Por Jesús Villanueva Jiménez  (Publicado en El Día el 25 de julio de 2019).
 
 
¡De la angustia más extrema al sosiego, y al júbilo final! 
 
 
          Nos hallamos a las 2’30 de la madrugada del 25 de julio de 1797, en un Santa Cruz en pie de guerra. Aun se oye el eco del tronar de los cañones y la atmósfera apesta a pólvora quemada. La artillería de castillos y baluartes ha hecho estragos entre las tropas de desembarco británicas. Las lanchas que trataron de tomar tierra por la playa de la Alameda han sido barridas por el fuego del cañón El Tigre, desde la tronera abierta el 24 por providencial iniciativa del teniente Francisco Grandi Giraud, comandante del bastión de Santo Domingo, anexo al Castillo de San Cristóbal, casi a pie de playa.
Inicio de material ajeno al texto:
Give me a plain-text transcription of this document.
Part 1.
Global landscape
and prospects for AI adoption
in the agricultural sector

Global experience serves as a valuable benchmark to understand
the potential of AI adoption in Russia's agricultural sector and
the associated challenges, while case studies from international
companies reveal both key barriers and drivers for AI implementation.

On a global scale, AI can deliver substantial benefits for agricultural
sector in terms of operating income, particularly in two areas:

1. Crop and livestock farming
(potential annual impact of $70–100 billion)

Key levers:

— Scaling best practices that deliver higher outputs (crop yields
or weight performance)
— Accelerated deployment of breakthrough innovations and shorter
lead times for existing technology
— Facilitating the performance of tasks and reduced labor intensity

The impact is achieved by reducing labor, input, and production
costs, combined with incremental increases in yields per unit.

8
También ha sido la metralla de El Tigre la que ha herido al comandante de la escuadra inglesa, el contralmirante Horatio Nelson, que ha sido reembarcado al Theseus, con el brazo hecho girones de carne sanguinolenta por encima del codo.
 
          Unos minutos antes, una bala de cañón de la batería de San Pedro ha atravesado el cúter Fox, saliendo por debajo de la línea de flotación, tragándose las aguas la nave y a parte de su tripulación. El capitán Richard Bowen, comandante de la fragata Terpsichore, muy querido y reconocido por el contralmirante, ha sido muerto por el fuego de un "violento", con parte de sus hombres, justo al dejar atrás el muelle, cuyos cañones han sido clavados. Más tarde los recuperará Grandi y los pondrá en uso. Sin embargo, los británicos han logrado desembarcar -luego de varios intentos, empujados al mar por los del Batallón de Infantería de Canarias- por la Caleta de la Aduana, los capitanes Troubridge, segundo de Nelson y comandante del navío Culloden, y Waller, comandante de la fragata Emerald, con los hombres de dos lanchas, unos ochenta.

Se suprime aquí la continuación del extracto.